The Problem: Season ticket holders needed a better way to resell their tickets to the general marketplace. Over 90% of sports and theatre season ticket holders resell tickets during the season, but most were changing their price several times after listing.

The Solution: A complete rethinking of the resale experience to provide sellers with better ticket price data to inform their sell price.

The Results: Sell through rate of tickets increased by 13%, resulting in $40M gross transaction value. In addition, season ticket holders edited their listings half as much after pricing their tickets more accurately from the beginning.


A Fresh Start

The previous Resale iteration was a cumbersome three screen modal. Fans had to complete numerous extraneous steps in order to move forward to the next screen, even if they’d sold tickets before. It was also designed as a mobile first experience. In looking at our analytics we realized that, although most other products were predominantly viewed on mobile devices, Resale traffic was accessed on desktop nearly 80%.

Another realization gleaned from analytics was many users instinctively clicked on the pricing graph, although it was not interactive. These insights informed our initial design direction.

Previous Design

New Design

Putting It to the Test

Early in the design process we knew we wanted to validate some key interaction assumptions before diving too deep into design. Because traditional clickable prototypes like Invision wouldn't suffice in mocking up complex interactions, I chose Framer to build the interactive prototype. Framer allowed us to quickly mockup interactions without coding a full site. Since Ticketmaster’s design system is React based, we quickly imported the actual components into Framer for realistic design and interactivity.
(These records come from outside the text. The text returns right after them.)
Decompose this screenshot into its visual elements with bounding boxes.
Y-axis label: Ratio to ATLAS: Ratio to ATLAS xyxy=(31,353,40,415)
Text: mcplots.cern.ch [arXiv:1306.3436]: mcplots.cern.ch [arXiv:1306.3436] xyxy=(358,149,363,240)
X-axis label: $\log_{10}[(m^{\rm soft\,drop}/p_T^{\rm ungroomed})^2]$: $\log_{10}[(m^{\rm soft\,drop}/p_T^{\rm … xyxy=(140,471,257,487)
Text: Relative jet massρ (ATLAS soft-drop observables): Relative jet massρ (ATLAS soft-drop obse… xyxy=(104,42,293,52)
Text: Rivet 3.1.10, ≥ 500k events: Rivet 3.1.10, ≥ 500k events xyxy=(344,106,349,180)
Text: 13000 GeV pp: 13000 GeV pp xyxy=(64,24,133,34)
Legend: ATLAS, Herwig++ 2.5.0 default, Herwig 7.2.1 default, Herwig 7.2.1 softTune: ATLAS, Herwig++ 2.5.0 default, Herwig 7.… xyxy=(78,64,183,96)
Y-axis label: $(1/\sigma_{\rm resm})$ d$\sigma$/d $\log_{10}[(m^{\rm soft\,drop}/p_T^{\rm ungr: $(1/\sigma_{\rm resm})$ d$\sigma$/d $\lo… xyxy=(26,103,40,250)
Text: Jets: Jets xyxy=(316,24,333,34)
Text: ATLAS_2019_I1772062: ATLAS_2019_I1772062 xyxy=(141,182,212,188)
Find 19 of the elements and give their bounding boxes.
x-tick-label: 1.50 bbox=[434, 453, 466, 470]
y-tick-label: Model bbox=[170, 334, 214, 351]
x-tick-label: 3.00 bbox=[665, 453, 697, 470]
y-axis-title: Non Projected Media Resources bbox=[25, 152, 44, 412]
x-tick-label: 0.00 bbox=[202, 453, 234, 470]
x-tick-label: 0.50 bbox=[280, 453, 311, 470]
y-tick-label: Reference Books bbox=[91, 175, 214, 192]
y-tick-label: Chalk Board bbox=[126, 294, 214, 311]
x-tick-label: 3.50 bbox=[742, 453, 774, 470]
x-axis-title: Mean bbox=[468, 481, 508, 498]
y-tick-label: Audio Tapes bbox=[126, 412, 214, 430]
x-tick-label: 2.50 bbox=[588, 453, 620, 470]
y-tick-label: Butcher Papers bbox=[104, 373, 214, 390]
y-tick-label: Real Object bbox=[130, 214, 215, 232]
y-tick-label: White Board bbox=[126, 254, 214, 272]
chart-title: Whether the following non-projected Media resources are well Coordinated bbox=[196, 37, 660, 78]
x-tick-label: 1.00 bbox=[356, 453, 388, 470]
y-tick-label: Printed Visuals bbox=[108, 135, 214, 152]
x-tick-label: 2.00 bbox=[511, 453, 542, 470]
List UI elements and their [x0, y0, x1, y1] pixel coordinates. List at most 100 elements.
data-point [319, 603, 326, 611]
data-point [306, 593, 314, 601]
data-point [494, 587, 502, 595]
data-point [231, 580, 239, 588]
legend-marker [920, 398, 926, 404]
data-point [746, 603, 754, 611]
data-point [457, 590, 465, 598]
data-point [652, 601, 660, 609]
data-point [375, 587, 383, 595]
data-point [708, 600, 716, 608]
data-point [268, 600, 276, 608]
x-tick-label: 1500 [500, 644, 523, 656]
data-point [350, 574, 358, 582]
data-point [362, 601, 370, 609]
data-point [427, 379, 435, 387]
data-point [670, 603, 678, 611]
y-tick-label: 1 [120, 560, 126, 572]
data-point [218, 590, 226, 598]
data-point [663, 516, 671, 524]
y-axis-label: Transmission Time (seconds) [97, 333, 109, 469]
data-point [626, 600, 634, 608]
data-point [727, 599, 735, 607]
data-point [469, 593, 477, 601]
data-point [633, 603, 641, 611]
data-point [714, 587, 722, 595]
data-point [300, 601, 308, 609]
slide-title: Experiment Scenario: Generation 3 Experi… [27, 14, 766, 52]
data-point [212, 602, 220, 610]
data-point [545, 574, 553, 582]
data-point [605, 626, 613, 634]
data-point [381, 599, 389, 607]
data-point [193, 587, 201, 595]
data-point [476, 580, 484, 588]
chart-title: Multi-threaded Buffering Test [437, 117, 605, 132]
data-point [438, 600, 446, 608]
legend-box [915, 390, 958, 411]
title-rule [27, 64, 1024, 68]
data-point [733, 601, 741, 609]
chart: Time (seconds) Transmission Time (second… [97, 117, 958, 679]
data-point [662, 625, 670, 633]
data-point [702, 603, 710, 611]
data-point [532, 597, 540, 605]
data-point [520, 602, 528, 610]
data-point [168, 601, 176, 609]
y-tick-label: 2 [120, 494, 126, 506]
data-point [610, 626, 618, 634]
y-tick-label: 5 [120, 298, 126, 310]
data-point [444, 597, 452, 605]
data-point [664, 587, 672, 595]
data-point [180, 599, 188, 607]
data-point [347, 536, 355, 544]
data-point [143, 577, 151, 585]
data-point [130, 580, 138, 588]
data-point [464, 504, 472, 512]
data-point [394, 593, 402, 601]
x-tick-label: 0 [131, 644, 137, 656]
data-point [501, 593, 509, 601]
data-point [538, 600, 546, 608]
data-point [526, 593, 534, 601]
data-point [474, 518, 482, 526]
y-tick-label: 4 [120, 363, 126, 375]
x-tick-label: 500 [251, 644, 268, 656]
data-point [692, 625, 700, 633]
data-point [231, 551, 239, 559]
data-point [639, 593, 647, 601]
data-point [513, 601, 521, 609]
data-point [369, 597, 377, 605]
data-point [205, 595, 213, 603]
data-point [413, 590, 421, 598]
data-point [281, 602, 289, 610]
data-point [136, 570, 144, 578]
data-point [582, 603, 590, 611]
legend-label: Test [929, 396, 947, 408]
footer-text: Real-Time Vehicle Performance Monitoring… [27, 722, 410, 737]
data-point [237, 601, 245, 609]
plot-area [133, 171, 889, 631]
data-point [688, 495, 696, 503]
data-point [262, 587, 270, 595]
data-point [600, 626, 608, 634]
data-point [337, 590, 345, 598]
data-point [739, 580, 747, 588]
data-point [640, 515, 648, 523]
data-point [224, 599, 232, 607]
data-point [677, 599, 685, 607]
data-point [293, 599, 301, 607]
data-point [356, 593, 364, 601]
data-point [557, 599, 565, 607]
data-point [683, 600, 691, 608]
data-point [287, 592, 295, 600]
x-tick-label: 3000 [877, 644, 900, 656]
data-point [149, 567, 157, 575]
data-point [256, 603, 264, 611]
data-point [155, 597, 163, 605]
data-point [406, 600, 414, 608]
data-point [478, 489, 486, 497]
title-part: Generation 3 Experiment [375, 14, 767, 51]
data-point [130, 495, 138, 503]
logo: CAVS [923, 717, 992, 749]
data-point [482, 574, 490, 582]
After several testing sessions with season ticket holders we were able validate our assumptions and gain a better understanding of what future features fans would like to see.

Bringing It All Together

Surfacing current and historical pricing for tickets in a section was paramount. We developed an interactive graph that allows sellers to easily adjust their price by moving a slider. Feedback information on price suggestions then corresponds to the listing price, letting sellers know the likelihood of a ticket being sold.

During research we found that most season ticket holders often have several different ticket resale sites open to gauge what the going prices are for comparable stadium sections. For the redesign, we wanted to bring this feature into the experience by adding a section selector map that lets sellers add comparable sections to their pricing graph.

Because of the large variance in the amount of pricing data, we worked with our internal Data and Machine Learning teams to tune the pricing graph so it provides valuable feedback, even with vastly different sets of data.

Future enhancements based on artificial intelligence and machine learning will be able to automatically adjust the price for the seller (within their parameters) and provide better pricing data. Factors like team ranking, weather, and media attention will help adjust the data model.